Robert Redford > Casey Affleck
Everyone here puts in a great performance. In one way or another, each main player shines. But Robert Redford is almost too good in this movie as he casually acts everyone under the table. So whenever the film cuts away to Casey Affleck’s John Hunt as he looks to track down Forrest Tucker and his gang of bank robbers, I grew impatient waiting for Redford to appear once again. Redford’s performance and character is blatantly more interesting, even if all the other side stories within The Old Man & The Gun are well-constructed and fascinating in their own right.
It’s necessary to flesh out the police’s search for this serial robber, but there’s no question that the The Old Man & The Gun takes a slight dip in energy whenever Redford isn’t in a scene.
But then again, can you really expect actors to successfully go up against a legend? They call him a legend for a reason!

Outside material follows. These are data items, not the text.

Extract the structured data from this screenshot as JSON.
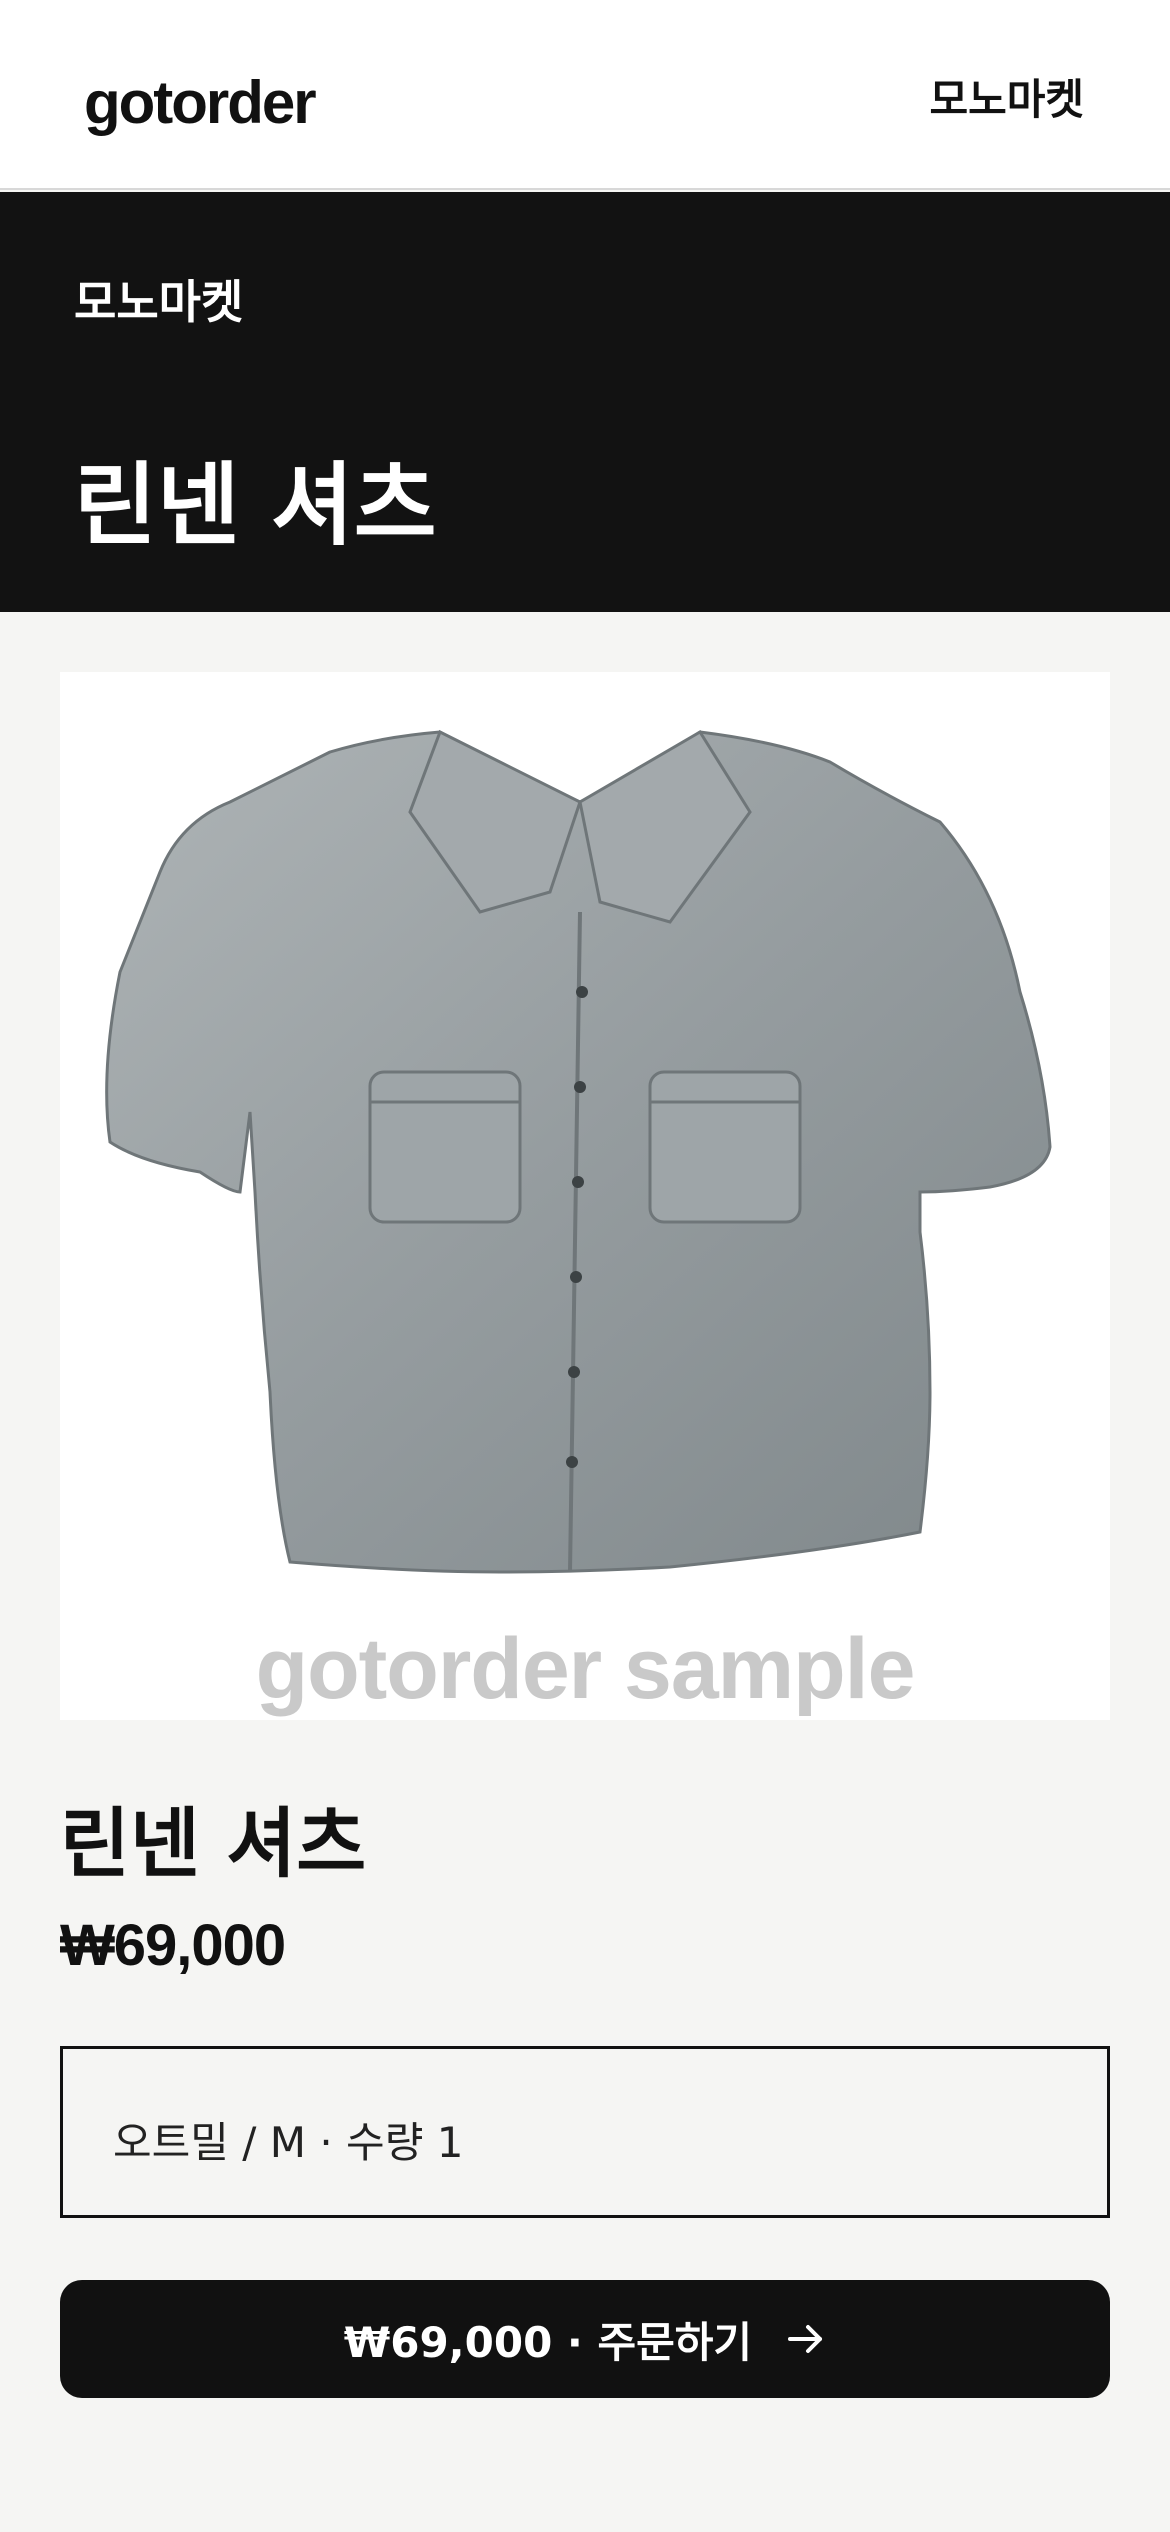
{
  "header": {
    "logo": "gotorder",
    "store_link": "모노마켓"
  },
  "hero": {
    "store_name": "모노마켓",
    "title": "린넨 셔츠"
  },
  "product": {
    "image_icon": "shirt-photo",
    "watermark": "gotorder sample",
    "name": "린넨 셔츠",
    "price": "₩69,000",
    "selected_option": "오트밀 / M · 수량 1"
  },
  "order_button": {
    "label": "₩69,000 · 주문하기",
    "icon": "arrow-right-icon"
  },
  "colors": {
    "background": "#f5f5f3",
    "hero": "#121212",
    "accent": "#111111",
    "watermark": "#c9c9c9",
    "shirt": "#9aa1a4"
  }
}
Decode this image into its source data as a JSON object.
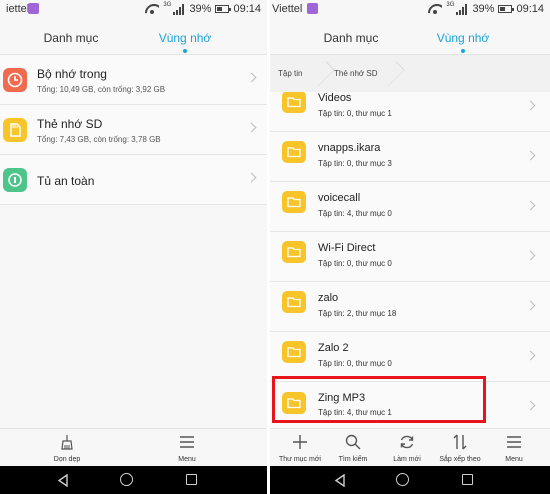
{
  "left": {
    "status": {
      "carrier": "iettel",
      "battery": "39%",
      "time": "09:14",
      "network": "3G"
    },
    "tabs": [
      "Danh mục",
      "Vùng nhớ"
    ],
    "active_tab": 1,
    "storage_items": [
      {
        "title": "Bộ nhớ trong",
        "subtitle": "Tổng: 10,49 GB, còn trống: 3,92 GB",
        "icon": "clock-icon",
        "color": "#ef6a4f"
      },
      {
        "title": "Thẻ nhớ SD",
        "subtitle": "Tổng: 7,43 GB, còn trống: 3,78 GB",
        "icon": "sd-card-icon",
        "color": "#f7c42a"
      },
      {
        "title": "Tủ an toàn",
        "subtitle": "",
        "icon": "safe-icon",
        "color": "#4cc48a"
      }
    ],
    "bottom": [
      {
        "label": "Dọn dẹp",
        "icon": "broom-icon"
      },
      {
        "label": "Menu",
        "icon": "menu-icon"
      }
    ]
  },
  "right": {
    "status": {
      "carrier": "Viettel",
      "battery": "39%",
      "time": "09:14",
      "network": "3G"
    },
    "tabs": [
      "Danh mục",
      "Vùng nhớ"
    ],
    "active_tab": 1,
    "breadcrumb": [
      "Tập tin",
      "Thẻ nhớ SD"
    ],
    "folders": [
      {
        "name": "Videos",
        "info": "Tập tin: 0, thư mục 1"
      },
      {
        "name": "vnapps.ikara",
        "info": "Tập tin: 0, thư mục 3"
      },
      {
        "name": "voicecall",
        "info": "Tập tin: 4, thư mục 0"
      },
      {
        "name": "Wi-Fi Direct",
        "info": "Tập tin: 0, thư mục 0"
      },
      {
        "name": "zalo",
        "info": "Tập tin: 2, thư mục 18"
      },
      {
        "name": "Zalo 2",
        "info": "Tập tin: 0, thư mục 0"
      },
      {
        "name": "Zing MP3",
        "info": "Tập tin: 4, thư mục 1"
      }
    ],
    "highlighted_folder": "Zing MP3",
    "bottom": [
      {
        "label": "Thư mục mới",
        "icon": "plus-icon"
      },
      {
        "label": "Tìm kiếm",
        "icon": "search-icon"
      },
      {
        "label": "Làm mới",
        "icon": "refresh-icon"
      },
      {
        "label": "Sắp xếp theo",
        "icon": "sort-icon"
      },
      {
        "label": "Menu",
        "icon": "menu-icon"
      }
    ]
  },
  "colors": {
    "accent": "#1aa3d9",
    "folder": "#f7c42a",
    "highlight": "#e8141c"
  }
}
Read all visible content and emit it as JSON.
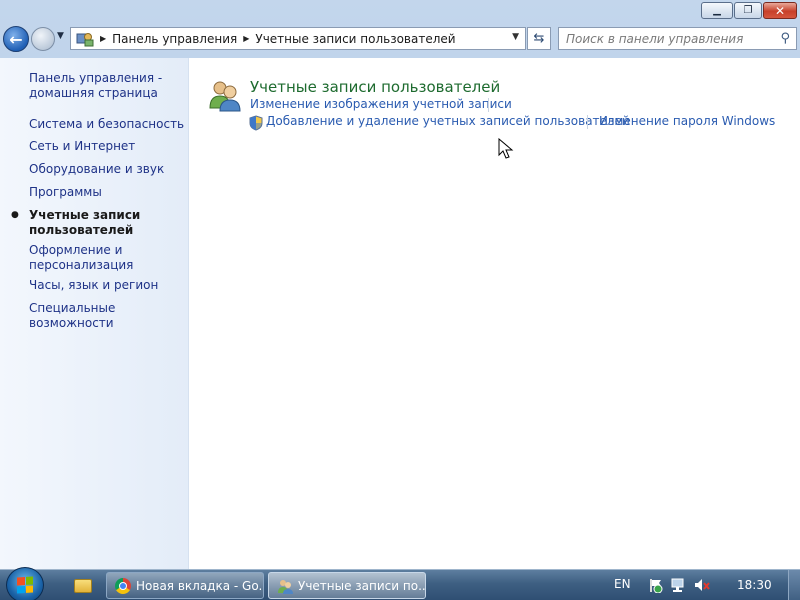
{
  "window": {
    "caption": {
      "minimize": "0",
      "maximize": "1",
      "close": "r"
    }
  },
  "navbar": {
    "breadcrumb": [
      "Панель управления",
      "Учетные записи пользователей"
    ],
    "search": {
      "placeholder": "Поиск в панели управления",
      "value": ""
    }
  },
  "sidebar": {
    "items": [
      {
        "label": "Панель управления - домашняя страница",
        "active": false
      },
      {
        "label": "Система и безопасность",
        "active": false
      },
      {
        "label": "Сеть и Интернет",
        "active": false
      },
      {
        "label": "Оборудование и звук",
        "active": false
      },
      {
        "label": "Программы",
        "active": false
      },
      {
        "label": "Учетные записи пользователей",
        "active": true
      },
      {
        "label": "Оформление и персонализация",
        "active": false
      },
      {
        "label": "Часы, язык и регион",
        "active": false
      },
      {
        "label": "Специальные возможности",
        "active": false
      }
    ]
  },
  "main": {
    "category": {
      "title": "Учетные записи пользователей",
      "icon": "users-icon",
      "tasks": [
        "Изменение изображения учетной записи",
        "Добавление и удаление учетных записей пользователей",
        "Изменение пароля Windows"
      ]
    }
  },
  "taskbar": {
    "buttons": [
      {
        "label": "Новая вкладка - Go...",
        "icon": "chrome-icon"
      },
      {
        "label": "Учетные записи по...",
        "icon": "control-panel-icon",
        "active": true
      }
    ],
    "language": "EN",
    "clock": "18:30"
  },
  "colors": {
    "link": "#1e3287",
    "task_link": "#2a5bb0",
    "category_title": "#1e6b2f",
    "taskbar": "#3e5f82"
  }
}
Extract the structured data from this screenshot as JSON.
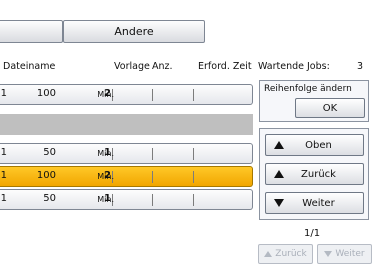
{
  "tabs": {
    "left_label": "",
    "other_label": "Andere"
  },
  "headers": {
    "filename": "Dateiname",
    "template": "Vorlage",
    "qty": "Anz.",
    "time": "Erford. Zeit",
    "waiting_label": "Wartende Jobs:",
    "waiting_count": "3"
  },
  "jobs": [
    {
      "copies": "1",
      "pages": "100",
      "time": "2",
      "unit": "Min.",
      "selected": false
    },
    {
      "copies": "1",
      "pages": "50",
      "time": "1",
      "unit": "Min.",
      "selected": false
    },
    {
      "copies": "1",
      "pages": "100",
      "time": "2",
      "unit": "Min.",
      "selected": true
    },
    {
      "copies": "1",
      "pages": "50",
      "time": "1",
      "unit": "Min.",
      "selected": false
    }
  ],
  "panel": {
    "reorder_label": "Reihenfolge ändern",
    "ok_label": "OK",
    "top_label": "Oben",
    "back_label": "Zurück",
    "forward_label": "Weiter"
  },
  "pagination": {
    "page_indicator": "1/1",
    "prev_label": "Zurück",
    "next_label": "Weiter"
  },
  "colors": {
    "selected_row": "#f5b000",
    "gray_bar": "#bfbfbf"
  }
}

The Old Man & The Gun is such a pure delight from start to finish. It’s pure-hearted and oddly whimsical, wrapping you in a metaphorical warm blanket as Redford’s gentleman charm instantly wins you over.
Some may criticize this movie for its rather small scope or possible insignificance, but that’s its most redeemable quality. Its soothing story captures the spirit of its odd real-life subject, adding another wonderful chapter to David Lowery’s directing career while finishing off Redford’s work with a resoundingly satisfying final paragraph.